La question n’est pas à l’ordre du jour, marmonne le président du CDP. Il n’empêche qu’il juge nécessaire de faire savoir aux Burkinabè que la constitution pourrait être toilettée "en plusieurs de ses dispositions en vue de poursuivre l’approfondissement de la démocratie… Je ne peux pas dire a priori quel texte sera révisé, mais il n’y a pas d’article de la constitution qui ne puisse pas être révisé". On l’aura compris, la question concerne l’article 37 dont la révision avait été fortement contestée, lequel article a été rétabli dans son aspect limitation du mandat présidentiel, à la suite des manifestations consécutives à l’assassinat du journaliste Norbert Zongo. Ainsi donc, plutôt que d’engager un grand débat sur un nouveau consensus national comme les y invite Salif Diallo, Roch et ses amis ont choisi de réaffirmer leur attachement à la IVè République. Mais en faisant planer le spectre d’une révision constitutionnelle à une année du scrutin présidentiel, les responsables du CDP ouvrent une porte qui alimente les supputations. Naturellement, tout le monde pense à l’article 37, la disposition qui fait des gorges chaudes, ce que Roch ne dément pas. En s’engageant sur ce chemin, Roch et le CDP s’embarquent sur un terrain très risqué.

L’option de Roch et Simon

Il ne s’agit pas à proprement parler d’une option en ce qui concerne ces deux hommes, tant la sensibilité de la question semble les avoir littéralement paralysés. Apparemment, la sortie médiatique de Salif Diallo n’est pas un banal coup de sang. Il y aurait un bon moment que Roch et Salif débattaient de la vie du parti et notamment des menées de la FEDAP/BC contre le parti. Cette organisation qui s’affiche comme une organisation de masse se comporte sur le terrain comme une véritable concurrente du CDP. Des plaintes émanant de militants de base le confirment tous les jours ; et même si la ligne officielle du parti parle de complémentarité entre les deux structures, dans les faits, on assiste plutôt à un climat de méfiance. Dans cette situation d’adversité, Roch et Salif s’étaient beaucoup rapprochés. Les deux hommes seraient parvenus à la même conclusion, que derrière l’agitation de la FEDAP/BC se dessinent des luttes pour la succession. La situation était d’autant plus inquiétante que c’est François, le frère cadet du chef de l’Etat qui tirerait les ficelles de la FEDAP/BC. Que pense Blaise dans tout ça ?

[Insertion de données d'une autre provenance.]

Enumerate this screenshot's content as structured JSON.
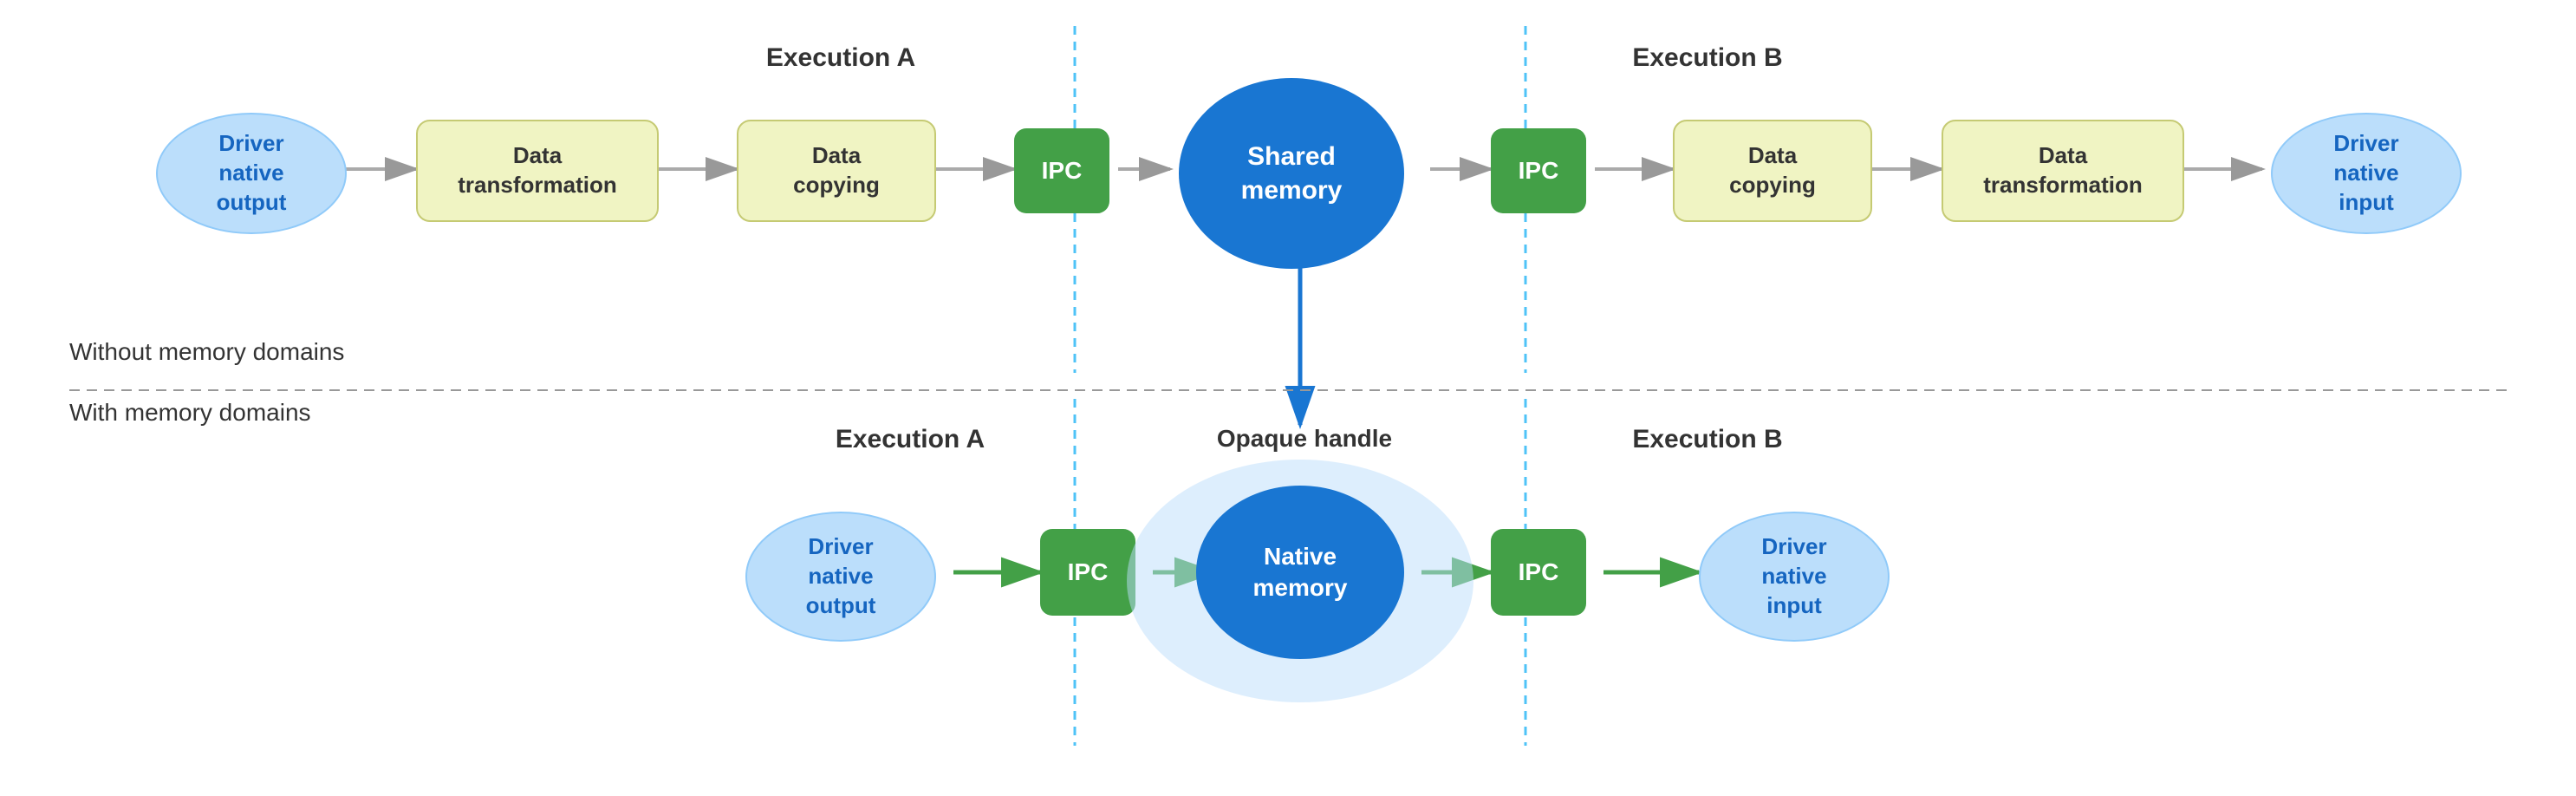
{
  "diagram": {
    "sections": {
      "without_label": "Without memory domains",
      "with_label": "With memory domains"
    },
    "execution_labels": {
      "top_a": "Execution A",
      "top_b": "Execution B",
      "bottom_a": "Execution A",
      "bottom_b": "Execution B"
    },
    "opaque_label": "Opaque handle",
    "top_row": {
      "nodes": [
        {
          "id": "driver-native-output-top",
          "label": "Driver\nnative\noutput",
          "type": "oval",
          "style": "lightblue"
        },
        {
          "id": "data-transform-top-left",
          "label": "Data\ntransformation",
          "type": "rect",
          "style": "yellow"
        },
        {
          "id": "data-copying-top-left",
          "label": "Data\ncopying",
          "type": "rect",
          "style": "yellow"
        },
        {
          "id": "ipc-top-left",
          "label": "IPC",
          "type": "rect",
          "style": "green"
        },
        {
          "id": "shared-memory",
          "label": "Shared\nmemory",
          "type": "oval",
          "style": "blue-dark"
        },
        {
          "id": "ipc-top-right",
          "label": "IPC",
          "type": "rect",
          "style": "green"
        },
        {
          "id": "data-copying-top-right",
          "label": "Data\ncopying",
          "type": "rect",
          "style": "yellow"
        },
        {
          "id": "data-transform-top-right",
          "label": "Data\ntransformation",
          "type": "rect",
          "style": "yellow"
        },
        {
          "id": "driver-native-input-top",
          "label": "Driver\nnative\ninput",
          "type": "oval",
          "style": "lightblue"
        }
      ]
    },
    "bottom_row": {
      "nodes": [
        {
          "id": "driver-native-output-bottom",
          "label": "Driver\nnative\noutput",
          "type": "oval",
          "style": "lightblue"
        },
        {
          "id": "ipc-bottom-left",
          "label": "IPC",
          "type": "rect",
          "style": "green"
        },
        {
          "id": "native-memory",
          "label": "Native\nmemory",
          "type": "oval-large",
          "style": "lightblue-large"
        },
        {
          "id": "ipc-bottom-right",
          "label": "IPC",
          "type": "rect",
          "style": "green"
        },
        {
          "id": "driver-native-input-bottom",
          "label": "Driver\nnative\ninput",
          "type": "oval",
          "style": "lightblue"
        }
      ]
    }
  }
}
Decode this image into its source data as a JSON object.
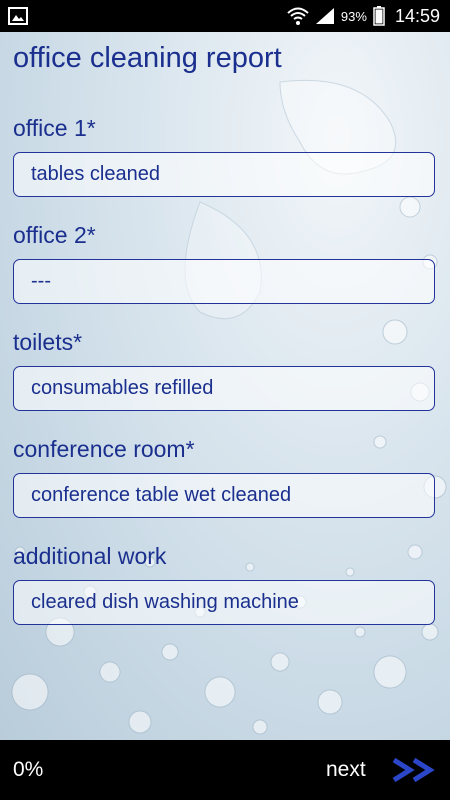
{
  "status_bar": {
    "battery_percent": "93%",
    "time": "14:59",
    "icons": [
      "image-icon",
      "wifi-icon",
      "signal-icon",
      "battery-icon"
    ]
  },
  "form": {
    "title": "office cleaning report",
    "fields": [
      {
        "label": "office 1*",
        "value": "tables cleaned"
      },
      {
        "label": "office 2*",
        "value": "---"
      },
      {
        "label": "toilets*",
        "value": "consumables refilled"
      },
      {
        "label": "conference room*",
        "value": "conference table wet cleaned"
      },
      {
        "label": "additional work",
        "value": "cleared dish washing machine"
      }
    ]
  },
  "footer": {
    "progress": "0%",
    "next_label": "next",
    "next_icon": "double-chevron-right-icon"
  },
  "colors": {
    "text_primary": "#1a2f8e",
    "bar_background": "#000000",
    "accent_arrow": "#2b46c8"
  }
}
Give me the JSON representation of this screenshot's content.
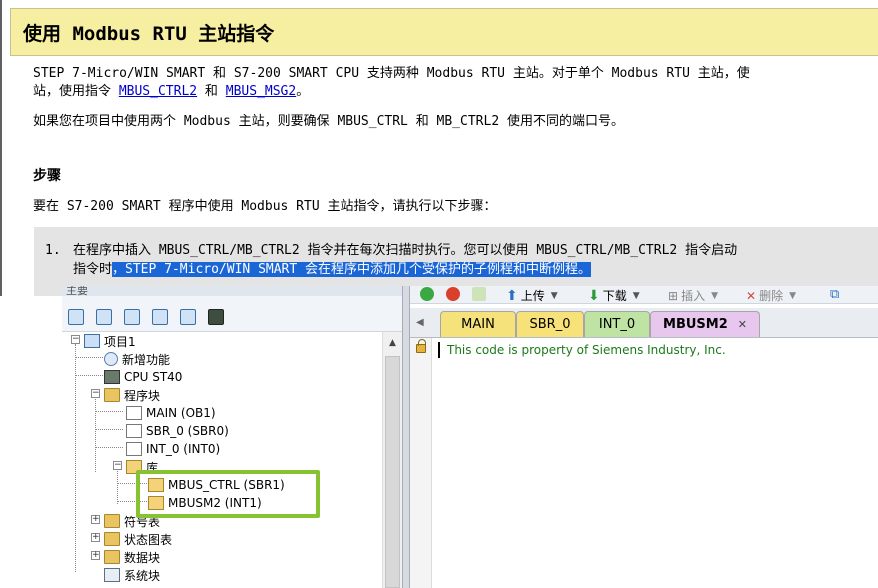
{
  "doc": {
    "title": "使用 Modbus RTU 主站指令",
    "para1_line1": "STEP 7-Micro/WIN SMART 和 S7-200 SMART CPU 支持两种 Modbus RTU 主站。对于单个 Modbus RTU 主站，使",
    "para1_line2_prefix": "站，使用指令 ",
    "link_ctrl2": "MBUS_CTRL2",
    "and_word": " 和 ",
    "link_msg2": "MBUS_MSG2",
    "para1_line2_suffix": "。",
    "para2": "如果您在项目中使用两个 Modbus 主站，则要确保 MBUS_CTRL 和 MB_CTRL2 使用不同的端口号。",
    "steps_heading": "步骤",
    "steps_intro": "要在 S7-200 SMART 程序中使用 Modbus RTU 主站指令，请执行以下步骤：",
    "step1_number": "1.",
    "step1_line1": "在程序中插入 MBUS_CTRL/MB_CTRL2 指令并在每次扫描时执行。您可以使用 MBUS_CTRL/MB_CTRL2 指令启动",
    "step1_line2_plain": "指令时",
    "step1_line2_selected": "，STEP 7-Micro/WIN SMART 会在程序中添加几个受保护的子例程和中断例程。"
  },
  "app": {
    "tree_header": "主要",
    "toolbar": {
      "upload": "上传",
      "download": "下载",
      "insert": "插入",
      "delete": "删除"
    },
    "tree": {
      "root": "项目1",
      "new_features": "新增功能",
      "cpu": "CPU ST40",
      "program_block": "程序块",
      "main": "MAIN (OB1)",
      "sbr0": "SBR_0 (SBR0)",
      "int0": "INT_0 (INT0)",
      "library": "库",
      "mbus_ctrl": "MBUS_CTRL (SBR1)",
      "mbusm2": "MBUSM2 (INT1)",
      "symbol_table": "符号表",
      "status_chart": "状态图表",
      "data_block": "数据块",
      "system_block": "系统块"
    },
    "tabs": {
      "main": "MAIN",
      "sbr0": "SBR_0",
      "int0": "INT_0",
      "mbusm2": "MBUSM2",
      "close": "✕"
    },
    "code_comment": "This code is property of Siemens Industry, Inc.",
    "colors": {
      "highlight_box": "#86c232",
      "selection": "#1a66d6",
      "doc_title_bg": "#f6eea0",
      "tab_main": "#f6e27a",
      "tab_sbr": "#f7e27a",
      "tab_int": "#bfe3a3",
      "tab_active": "#e7c7ee"
    }
  }
}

Les deux hommes n’ont jamais posé la question au chef de l’Etat. Ils vont par contre afficher une attitude différente vis-à-vis de la FEDAP/BC. Roch fait le dos rond, tandis que Salif se montre offensif. Il croise ouvertement le fer avec François. Quand Salif est démis du gouvernement, on aura compris que ceci était la conséquence de cela. Les grands camarades du CDP accueillent Salif comme un combattant tombé sur le champ d’honneur. Mais l’exil de Vienne qui lui est imposé change la donne. Plus disponible, il tue le temps dans des cogitations. C’est ainsi qu’il rentre au Faso début mai avec son projet concernant la mise à plat des institutions. Il se dirige à Kosyam pour rencontrer le chef de l’Etat, à qui il réserve la primeur du projet coulé dans un document rédigé par ses soins. Il lui dévoile oralement le contenu. Blaise lui demande alors de voir Roch et Simon pour en discuter, en attendant qu’il l’examine de plus près. Quand il retrouve Roch et Simon à qui il expose ses idées, ces derniers prennent bonne note. Par téléphone, Blaise confirme à Roch la version de Salif. Pas suffisant pour lever les méfiances des camarades. Salif retourne à Vienne sans avoir rien obtenu d’eux, pas même la promesse d’inscrire la question à une quelconque instance du parti.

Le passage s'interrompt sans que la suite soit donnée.